El segundo tipo de historia es la que representa «Píldoras» (en mi opinión, uno de los cénits de la obra). Relata el no periplo en el que encontramos a dos jóvenes, Frankie Johnson y Bobby, tras haber robado 240 anfetas y en pleno gran plan Vámonos a California, Beibe. Por supuesto, nunca llegan allí, para empezar porque ni tan sólo consiguen abandonar la hondonada de Knockemstiff. Se pasan día tras día despiertos, perdiendo la razón, fundiéndose todo su cargamento de estimulantes en sus propios apetitos, follando con tías retrasadas y circulando temerariamente en coche para terminar atropellando a un pollo (que luego Frankie se come medio crudo, el muy majara). En el último párrafo observamos atónitos cómo, contra todo pronóstico, Bobby sí abandona a su pardner y —con 50 cápsulas en el calcetín— empieza a andar hacia quién sabe dónde (¿California? Permítannos dudarlo). Y, aunque he tratado de pretender que «Píldoras» representa una modalidad de cuento, como si se tratase de algo común, lo cierto es que es el único que termina con un final vagamente esperanzador para, al menos, uno de los protagonistas (pues a Frankie Johnson volvemos a encontrarlo en cuentos posteriores, hecho una demente birria infrahumana): «De pronto supe que todas las cosas chungas y jodidas que me habían pasado en la vida ya no volverían a sucederme jamás. […] Para cuando salió el sol por la mañana me pareció que toda la vergüenza y el miedo que había llevado siempre dentro acababan de arder como un montón de hojas muertas». El lector respira aliviado, si bien por un instante que resulta fugaz como un flash. Como un subidón de popper, e igualmente estéril y árido.
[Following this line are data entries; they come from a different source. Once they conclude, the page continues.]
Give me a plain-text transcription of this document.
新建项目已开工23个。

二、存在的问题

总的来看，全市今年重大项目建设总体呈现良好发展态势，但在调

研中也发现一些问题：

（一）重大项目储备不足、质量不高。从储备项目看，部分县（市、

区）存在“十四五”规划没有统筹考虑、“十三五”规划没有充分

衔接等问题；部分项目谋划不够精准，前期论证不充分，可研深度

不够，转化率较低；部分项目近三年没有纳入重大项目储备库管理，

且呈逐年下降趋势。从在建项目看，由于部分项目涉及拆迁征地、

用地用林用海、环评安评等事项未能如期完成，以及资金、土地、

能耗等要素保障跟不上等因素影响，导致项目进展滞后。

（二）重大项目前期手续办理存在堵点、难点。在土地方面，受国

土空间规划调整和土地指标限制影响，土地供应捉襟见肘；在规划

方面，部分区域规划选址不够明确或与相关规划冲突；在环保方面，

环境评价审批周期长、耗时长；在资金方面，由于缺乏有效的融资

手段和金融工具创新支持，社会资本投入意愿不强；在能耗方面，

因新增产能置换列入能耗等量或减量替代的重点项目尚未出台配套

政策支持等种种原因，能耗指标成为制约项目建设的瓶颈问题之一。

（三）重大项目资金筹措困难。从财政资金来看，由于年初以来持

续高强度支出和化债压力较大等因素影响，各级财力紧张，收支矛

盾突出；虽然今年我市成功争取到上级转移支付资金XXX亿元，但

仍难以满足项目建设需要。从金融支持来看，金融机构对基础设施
Y esto nos lleva a otro tema recurrente de la novela: la vergüenza, auténtico motor vital de la muy ilustre villa de Knockemstiff, Ohio. Pollock habla en cierto momento de un motel como de «uno de esos estercoleros donde siempre suceden cosas que nadie quiere admitir que han pasado», y la definición podría extenderse a este enrarecido municipio. La vergüenza puede venir por vía de la propia miseria, o por el lastre del pasado, o por la sicótica familia de uno, o por el desquiciante presente en el que se encuentran los extraviados paseantes de los cuentos. Pero, vergüenza y asco, siempre. Por el hijo que no pelea como un hombre. Por el padre que vomita el hígado todas las noches en la puerta del bar de Hap. Por la mujer inmunda y de sempiterna chandalidad con la que nos casamos. Por el imbécil inerte y babeante al que llamamos «marido», y que nos embarazó —borrachísimo de whisky barato— a la segunda cita, en el roñoso asiento trasero de su sedán. Por la humillación a la que nos somete cada jornada el malnacido del capataz (que, además, resulta que se está beneficiando a la gorda aliento-de-prepucio de nuestra esposa). Por estar al lado del letrero del pueblo echando tragos a una botella de algo que serviría para desinfectar bodegas de navios, habiendo olvidado (peor: sin siquiera haber pensado nunca) que algo mejor podía pasarnos; que, como cantaron Biff Bang Pow!, tiene que haber una vida mejor que ésta. Algo mejor. Y eso no debería ser difícil, porque, ya dijimos, cualquier cosa es mejor.

3. Fatalidad, parte 2

Antes de continuar, quiero hablarles del mejor cuento del libro. Desde que lo leí por primera vez hace un par de años no ha cesado de perseguirme y torturarme, así de gráfico y revelador y terrible y tierno es. Se llama «Bendecido», y es un ejemplo sublime de la incapacidad de todos estos desgraciados zotes para dar un vigoroso y drástico golpe de timón. Y no crean que los llamo «desgraciados» de forma altanera, o considerándome superior a ellos de ningún modo, sino de la forma más literal posible: «Dícese del que padece alguna desgracia», vamos. Y en cuanto a lo de «zotes», me perdonarán: he efectuado una deducción puramente empírica, basándome en su productividad, ansia creativa, aspiraciones y gustos.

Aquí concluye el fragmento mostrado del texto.